For any golfer looking to improve their swing power and consistency, learning the proper way to use your knees in your swing is critical to your success on the course. Many golfers don't realize this, but your lower body (hips, legs, knees and feet) are your foundation or support to your swing. 

When you swing at up to 80+ mph, you need something stable connected to the ground to maintain balance. This would be your legs, including how your knees respond throughout our swing.

One issue high handicap and older golfers have is excessive knee movement both from a flexion (bending) and extension (straightening), as well as lateral (side-to-side) motion.

Your weight transfer in your backswing is control by your knee action. If they move around too much, you will not be turning into the inside of your right knee in the backswing, and this will cause swaying and too much lateral motion, which in golf is "wasted motion", that causes a timing issue in your swing.
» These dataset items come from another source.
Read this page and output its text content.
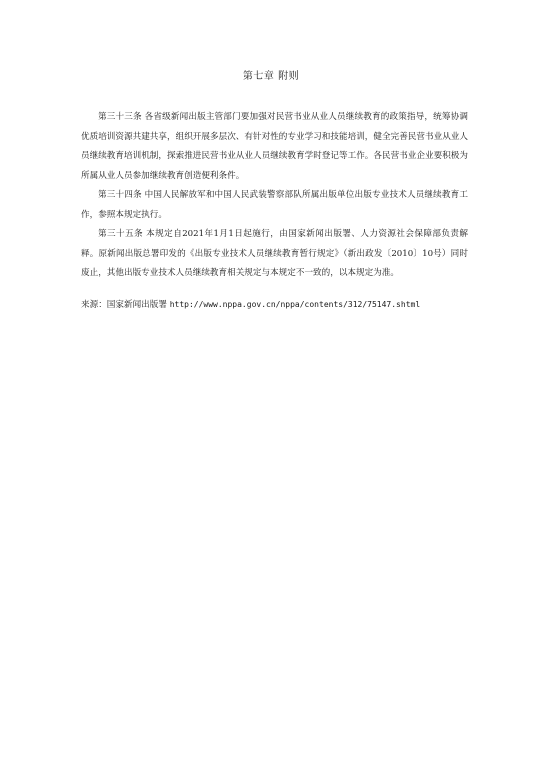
第七章 附则

第三十三条 各省级新闻出版主管部门要加强对民营书业从业人员继续教育的政策指导，统筹协调优质培训资源共建共享，组织开展多层次、有针对性的专业学习和技能培训，健全完善民营书业从业人员继续教育培训机制，探索推进民营书业从业人员继续教育学时登记等工作。各民营书业企业要积极为所属从业人员参加继续教育创造便利条件。

第三十四条 中国人民解放军和中国人民武装警察部队所属出版单位出版专业技术人员继续教育工作，参照本规定执行。

第三十五条 本规定自2021年1月1日起施行，由国家新闻出版署、人力资源社会保障部负责解释。原新闻出版总署印发的《出版专业技术人员继续教育暂行规定》（新出政发〔2010〕10号）同时废止，其他出版专业技术人员继续教育相关规定与本规定不一致的，以本规定为准。

来源：国家新闻出版署 http://www.nppa.gov.cn/nppa/contents/312/75147.shtml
In the backswing your right knee must remain flexed and stable, with NO lateral movement at all. So the thought in your backswing is to turn into your right hip, with your knee being rock solid. When you do this, you have loaded your swing fool of power, so when you start your downswing, you will be compressing your golf ball for maximum distance and accuracy.

The left knee at this point just responds to what the right one is doing. It never moves independently, which the most common fault is to kick in towards the right one prematurely, which then can promote a reverse pivot, where the entire left side caves in at the top, and you are in a poor position to come down into the golf ball.

To start your downswing, the weight transfers back to the left side, with the right knee starting to push hard towards the left, with the left knee slowly starting to straighten, to become the solid brace it needs to be at impact, when you have high swing speeds. 

As you come into impact, the right knee has kicked in more, and the left one has straightened. You are now putting more and more weight onto the left side from the weight transfer happening in the downswing. This lower body action is prevalent with all the tour players, as well as low handicap, tournament players. 

What is really important to learn from this is the the right knee in your backswing, is critical to how you both transfer your weight, and keep the club on plane. If you can keep it flexed, and stable you are on your way to solid ball striking. 

If you take anything from this article, it's that the knees in your golf swing must perform a certain way if you want to hit consistent golf shots.